For the uninitiated, “the taper” is a period of reduced activity in the weeks leading up to a major sporting event. It is most typically associated with marathoning, but a variety of endurance and sprint athletes employ this method of calculated rest-before-race in their training. For most marathoners, the taper period lasts 2-3 weeks, and follows the Last Long Run. The taper is where runners strategically reduce their mileage; reduce the frequency and intensity of their workouts, and let their muscles repair before the Main Event.
Some people don’t believe in The Taper. When I was a baby runner, I thought the whole thing was stupid. But now that I am a more experienced runner, I really do get it.
Also, this year, I will be running the most important Marathon of my life and I will be running injured. So this taper is maybe the most important taper I have ever tapered.
The injury itself is something I’m not yet willing to discuss (this is a long, involved discussion for AFTER the Marathon), but suffice it to say, it’s serious enough to be serious, but manageable enough where my treatment team is committed to getting me to Tavern on the Green.
Mostly, they are committed to The Finish since they know that they won’t be able to keep me from running. But also, they are committed because they are some of the most elite sports rehab professionals this side of the East River and they love this kind of shit.
But the point I am trying to make is not about injury. The point is that there is a point to tapering, and even if there is a point, I still hate it.
And part of the point is that you do reach a point where there’s nothing more you can do in training. No more running the Queensboro Bridge; no more tempo runs; no more speedwork — nothing is going to contribute to your preparedness for the race. The only thing it will do is harm you; increase your risk of injury; fatigue you.
These things are easy to write down, and easy to conceptualise on paper, but they are almost impossible to believe in real-time.
For me, a lot of running of it is achievement-driven, and tick-box focused, and these last few weeks when I’m supposed to be Sitting in Stillness dredge up a lot of the horrible not good enough feelings that are sometimes the spark that got me running in the first place.
This brings me back to my Yuppie Asshole Yoga Practice.
When I was in Thailand last Christmas, diligently studying yoga with an insane ex-equities trader Irishman who had given up Wall Street for India and then Koh Samui and was forcing me to spend hours each day just listening to the ocean and my own breathing, before doing sun salutations till I wanted to punch someone…I didn’t necessarily get it. I didn’t necessarily understand at the time that Stillness is one of the most important parts of the activity.

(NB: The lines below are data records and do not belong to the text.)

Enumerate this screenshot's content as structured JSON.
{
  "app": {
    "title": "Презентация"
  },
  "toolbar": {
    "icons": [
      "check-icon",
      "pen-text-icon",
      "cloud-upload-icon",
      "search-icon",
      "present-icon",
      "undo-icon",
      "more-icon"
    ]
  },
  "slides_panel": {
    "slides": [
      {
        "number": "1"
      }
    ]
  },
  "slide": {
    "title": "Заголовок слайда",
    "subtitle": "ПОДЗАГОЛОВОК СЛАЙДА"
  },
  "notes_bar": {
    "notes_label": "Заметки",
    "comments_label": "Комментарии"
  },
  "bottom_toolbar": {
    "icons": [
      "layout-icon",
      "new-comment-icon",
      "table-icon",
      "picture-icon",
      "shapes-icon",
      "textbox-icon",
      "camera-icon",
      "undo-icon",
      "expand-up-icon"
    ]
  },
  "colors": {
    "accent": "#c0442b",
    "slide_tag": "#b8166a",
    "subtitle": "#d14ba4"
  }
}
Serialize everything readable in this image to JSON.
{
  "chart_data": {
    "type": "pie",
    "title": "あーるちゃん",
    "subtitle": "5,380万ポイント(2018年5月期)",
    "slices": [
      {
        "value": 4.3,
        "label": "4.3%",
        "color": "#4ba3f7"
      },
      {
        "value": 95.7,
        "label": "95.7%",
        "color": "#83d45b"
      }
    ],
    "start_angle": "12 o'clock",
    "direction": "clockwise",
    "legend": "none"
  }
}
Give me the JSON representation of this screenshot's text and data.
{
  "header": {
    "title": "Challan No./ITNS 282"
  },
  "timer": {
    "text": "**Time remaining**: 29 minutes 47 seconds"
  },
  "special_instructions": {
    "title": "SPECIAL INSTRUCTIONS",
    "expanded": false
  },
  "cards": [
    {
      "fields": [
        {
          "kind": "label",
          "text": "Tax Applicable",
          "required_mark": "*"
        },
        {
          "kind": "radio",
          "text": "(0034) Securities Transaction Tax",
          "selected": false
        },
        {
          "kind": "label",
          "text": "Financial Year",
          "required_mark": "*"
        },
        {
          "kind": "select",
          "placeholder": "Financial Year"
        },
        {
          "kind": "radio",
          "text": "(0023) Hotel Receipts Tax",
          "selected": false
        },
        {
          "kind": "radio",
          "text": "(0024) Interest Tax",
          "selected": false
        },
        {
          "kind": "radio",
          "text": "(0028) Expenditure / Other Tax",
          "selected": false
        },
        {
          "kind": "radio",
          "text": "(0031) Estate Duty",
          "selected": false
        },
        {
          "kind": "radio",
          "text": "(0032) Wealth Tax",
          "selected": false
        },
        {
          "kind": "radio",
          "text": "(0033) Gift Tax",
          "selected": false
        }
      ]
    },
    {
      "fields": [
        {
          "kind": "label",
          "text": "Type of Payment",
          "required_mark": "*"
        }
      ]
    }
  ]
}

I’ve written about this before, but, in yoga, we repeatedly come back to tadasana or Mountain Pose — standing stillness — to center ourselves and put the postures into perspective. To catch our breath.

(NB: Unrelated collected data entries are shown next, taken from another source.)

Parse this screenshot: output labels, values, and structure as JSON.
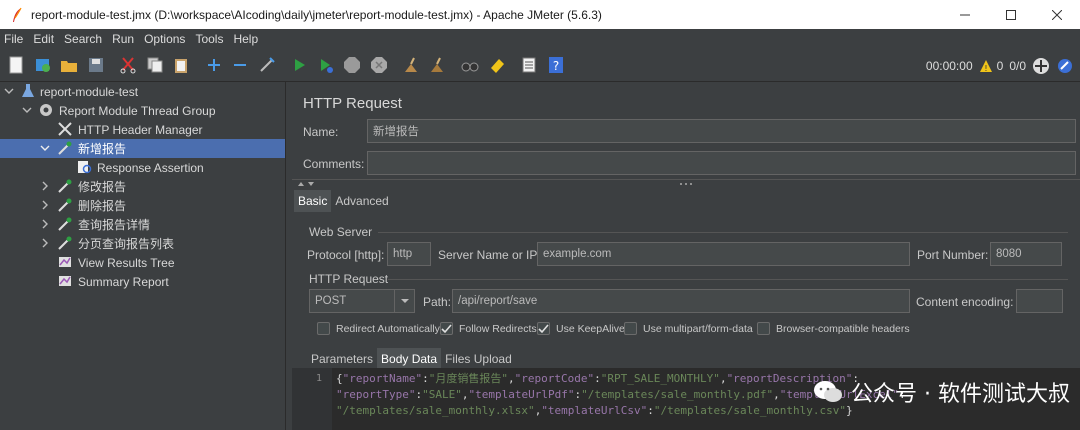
{
  "window": {
    "title": "report-module-test.jmx (D:\\workspace\\AIcoding\\daily\\jmeter\\report-module-test.jmx) - Apache JMeter (5.6.3)"
  },
  "menu": [
    "File",
    "Edit",
    "Search",
    "Run",
    "Options",
    "Tools",
    "Help"
  ],
  "toolbar": {
    "timer": "00:00:00",
    "warnings": "0",
    "threads": "0/0"
  },
  "tree": [
    {
      "label": "report-module-test",
      "icon": "flask-icon"
    },
    {
      "label": "Report Module Thread Group",
      "icon": "gear-icon"
    },
    {
      "label": "HTTP Header Manager",
      "icon": "tools-icon"
    },
    {
      "label": "新增报告",
      "icon": "pipette-icon"
    },
    {
      "label": "Response Assertion",
      "icon": "assertion-icon"
    },
    {
      "label": "修改报告",
      "icon": "pipette-icon"
    },
    {
      "label": "删除报告",
      "icon": "pipette-icon"
    },
    {
      "label": "查询报告详情",
      "icon": "pipette-icon"
    },
    {
      "label": "分页查询报告列表",
      "icon": "pipette-icon"
    },
    {
      "label": "View Results Tree",
      "icon": "listener-icon"
    },
    {
      "label": "Summary Report",
      "icon": "listener-icon"
    }
  ],
  "panel": {
    "title": "HTTP Request",
    "name_label": "Name:",
    "name_value": "新增报告",
    "comments_label": "Comments:",
    "comments_value": "",
    "tabs": [
      "Basic",
      "Advanced"
    ],
    "web_server": {
      "group_title": "Web Server",
      "protocol_label": "Protocol [http]:",
      "protocol_value": "http",
      "server_label": "Server Name or IP:",
      "server_value": "example.com",
      "port_label": "Port Number:",
      "port_value": "8080"
    },
    "http_request": {
      "group_title": "HTTP Request",
      "method": "POST",
      "path_label": "Path:",
      "path_value": "/api/report/save",
      "encoding_label": "Content encoding:",
      "encoding_value": ""
    },
    "checkboxes": [
      {
        "label": "Redirect Automatically",
        "checked": false
      },
      {
        "label": "Follow Redirects",
        "checked": true
      },
      {
        "label": "Use KeepAlive",
        "checked": true
      },
      {
        "label": "Use multipart/form-data",
        "checked": false
      },
      {
        "label": "Browser-compatible headers",
        "checked": false
      }
    ],
    "body_tabs": [
      "Parameters",
      "Body Data",
      "Files Upload"
    ],
    "line_number": "1"
  },
  "body": {
    "line1": [
      {
        "t": "{",
        "c": "p"
      },
      {
        "t": "\"reportName\"",
        "c": "k"
      },
      {
        "t": ":",
        "c": "p"
      },
      {
        "t": "\"月度销售报告\"",
        "c": "s"
      },
      {
        "t": ",",
        "c": "p"
      },
      {
        "t": "\"reportCode\"",
        "c": "k"
      },
      {
        "t": ":",
        "c": "p"
      },
      {
        "t": "\"RPT_SALE_MONTHLY\"",
        "c": "s"
      },
      {
        "t": ",",
        "c": "p"
      },
      {
        "t": "\"reportDescription\"",
        "c": "k"
      },
      {
        "t": ":",
        "c": "p"
      }
    ],
    "line2": [
      {
        "t": "\"reportType\"",
        "c": "k"
      },
      {
        "t": ":",
        "c": "p"
      },
      {
        "t": "\"SALE\"",
        "c": "s"
      },
      {
        "t": ",",
        "c": "p"
      },
      {
        "t": "\"templateUrlPdf\"",
        "c": "k"
      },
      {
        "t": ":",
        "c": "p"
      },
      {
        "t": "\"/templates/sale_monthly.pdf\"",
        "c": "s"
      },
      {
        "t": ",",
        "c": "p"
      },
      {
        "t": "\"templateUrlExcel\"",
        "c": "k"
      },
      {
        "t": ":",
        "c": "p"
      }
    ],
    "line3": [
      {
        "t": "\"/templates/sale_monthly.xlsx\"",
        "c": "s"
      },
      {
        "t": ",",
        "c": "p"
      },
      {
        "t": "\"templateUrlCsv\"",
        "c": "k"
      },
      {
        "t": ":",
        "c": "p"
      },
      {
        "t": "\"/templates/sale_monthly.csv\"",
        "c": "s"
      },
      {
        "t": "}",
        "c": "p"
      }
    ]
  },
  "watermark": "公众号 · 软件测试大叔"
}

This had occurred to me in Hong Kong, earlier this year, as I was doing sleepless night yoga on the floor of my dreadful room at the Mandarin Landmark on the day before my brother called me to tell me that he was going to run the marathon with me. But I didn’t necessarily connect that moment to this moment.

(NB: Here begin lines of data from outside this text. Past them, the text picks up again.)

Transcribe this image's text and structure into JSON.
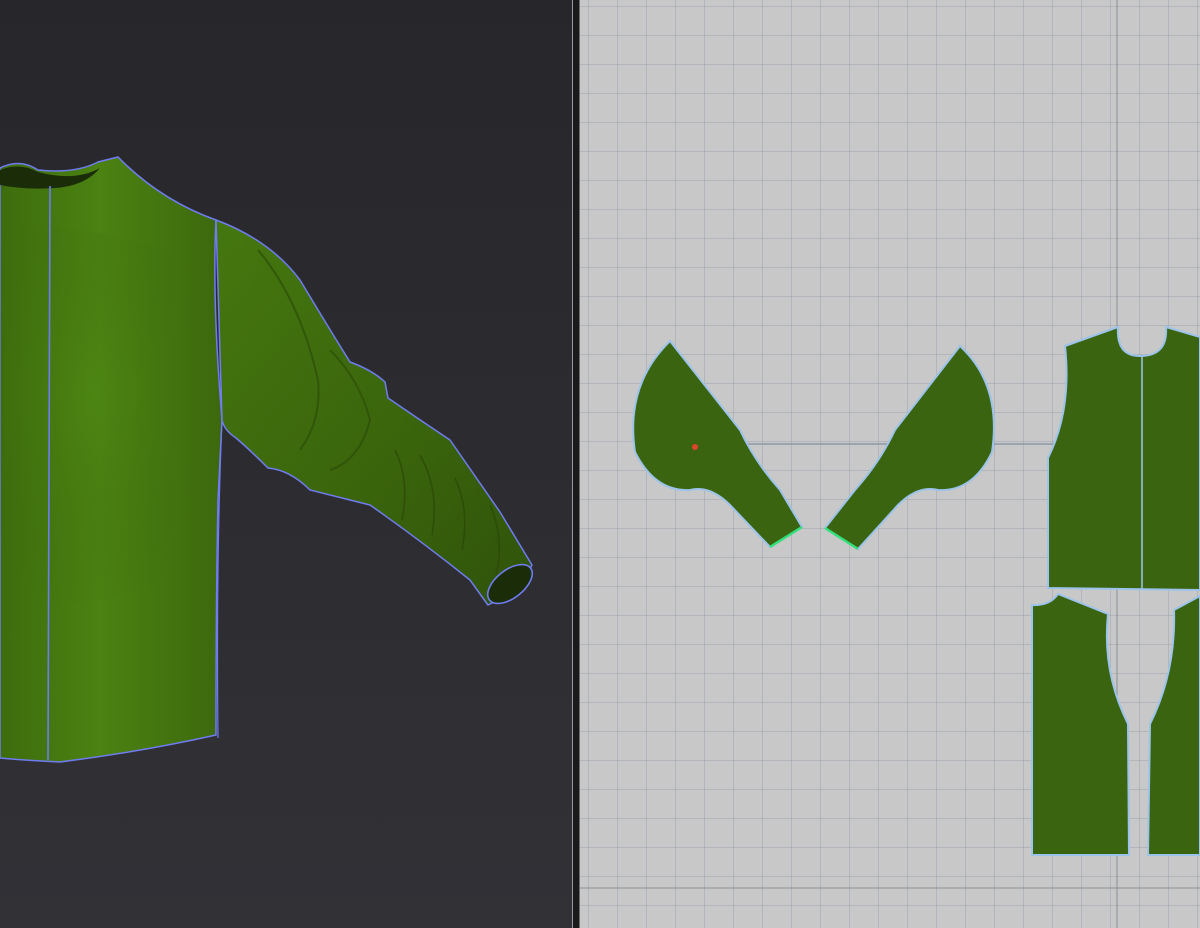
{
  "app": {
    "views": [
      "3d-garment-view",
      "2d-pattern-view"
    ]
  },
  "colors": {
    "viewport_3d_background": "#2b2b2f",
    "viewport_2d_background": "#c8c8c8",
    "grid_line": "#a6acb4",
    "fabric_green": "#3f6b0e",
    "fabric_green_light": "#4a8012",
    "pattern_fill": "#3b6410",
    "pattern_outline": "#9cc3ea",
    "seam_line_3d": "#6f7cf2",
    "selected_edge": "#32e07a",
    "pin_marker": "#e0442c",
    "axis_line": "#8a8f96"
  },
  "garment": {
    "type": "long-sleeve-shirt",
    "pieces": [
      "left-sleeve",
      "right-sleeve",
      "front-bodice",
      "back-panels"
    ]
  }
}
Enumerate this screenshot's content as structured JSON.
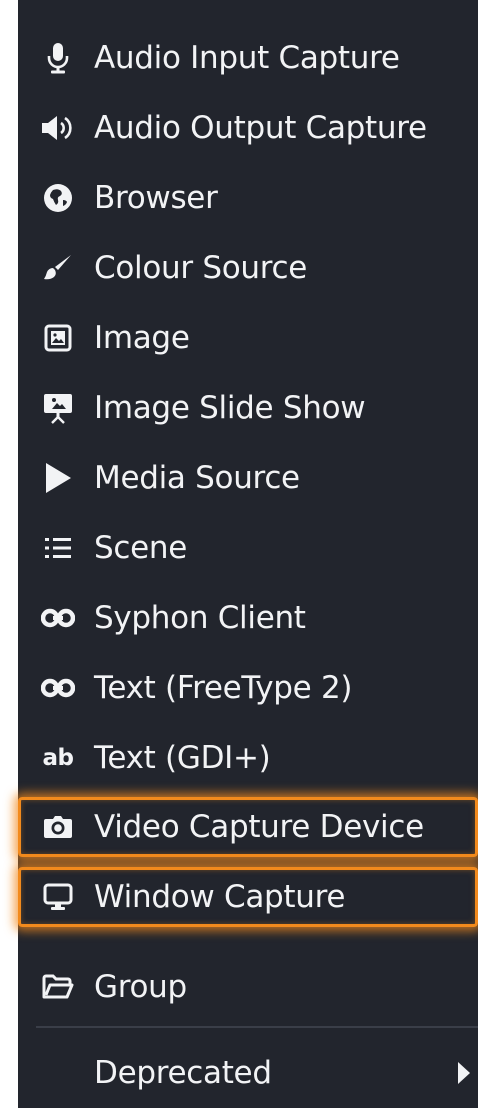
{
  "menu": {
    "items": [
      {
        "label": "Audio Input Capture",
        "icon": "microphone-icon"
      },
      {
        "label": "Audio Output Capture",
        "icon": "speaker-icon"
      },
      {
        "label": "Browser",
        "icon": "globe-icon"
      },
      {
        "label": "Colour Source",
        "icon": "paintbrush-icon"
      },
      {
        "label": "Image",
        "icon": "image-icon"
      },
      {
        "label": "Image Slide Show",
        "icon": "slideshow-icon"
      },
      {
        "label": "Media Source",
        "icon": "play-icon"
      },
      {
        "label": "Scene",
        "icon": "list-icon"
      },
      {
        "label": "Syphon Client",
        "icon": "link-icon"
      },
      {
        "label": "Text (FreeType 2)",
        "icon": "link-icon"
      },
      {
        "label": "Text (GDI+)",
        "icon": "text-ab-icon",
        "icon_text": "ab"
      },
      {
        "label": "Video Capture Device",
        "icon": "camera-icon",
        "highlighted": true
      },
      {
        "label": "Window Capture",
        "icon": "monitor-icon",
        "highlighted": true
      },
      {
        "label": "Group",
        "icon": "folder-icon"
      },
      {
        "label": "Deprecated",
        "icon": "",
        "submenu": true
      }
    ]
  },
  "colors": {
    "menu_background": "#22252d",
    "text": "#f2f3f5",
    "highlight": "#f28a1d",
    "separator": "#3a3e48"
  }
}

What I have to do is appreciate the stillness of tapering. I have to take this moment to breathe; to re-center; to prepare for the next phase of the practice; to refocus.
I have always looked at tapering as an irritation; an antsy, anxious time leading up to the race. But now, I am trying to really understand the stillness as a fundamental part of the activity itself. I am trying not to be distracted by my friends who race-to-exhaustion and boast about their PRs; I am trying not to be focused on Things That Are Extraneous to This Moment, Right Here, Right Now.
This Moment is the one in which I am running my 13th Marathon with my little brother, who is running his 1st Marathon. This Moment is the one in which I am running 26.2 miles with the brother I almost lost to his addiction.
This is the Moment I want to slow down; stand still in; enjoy. This is the Moment I don’t want to mess up.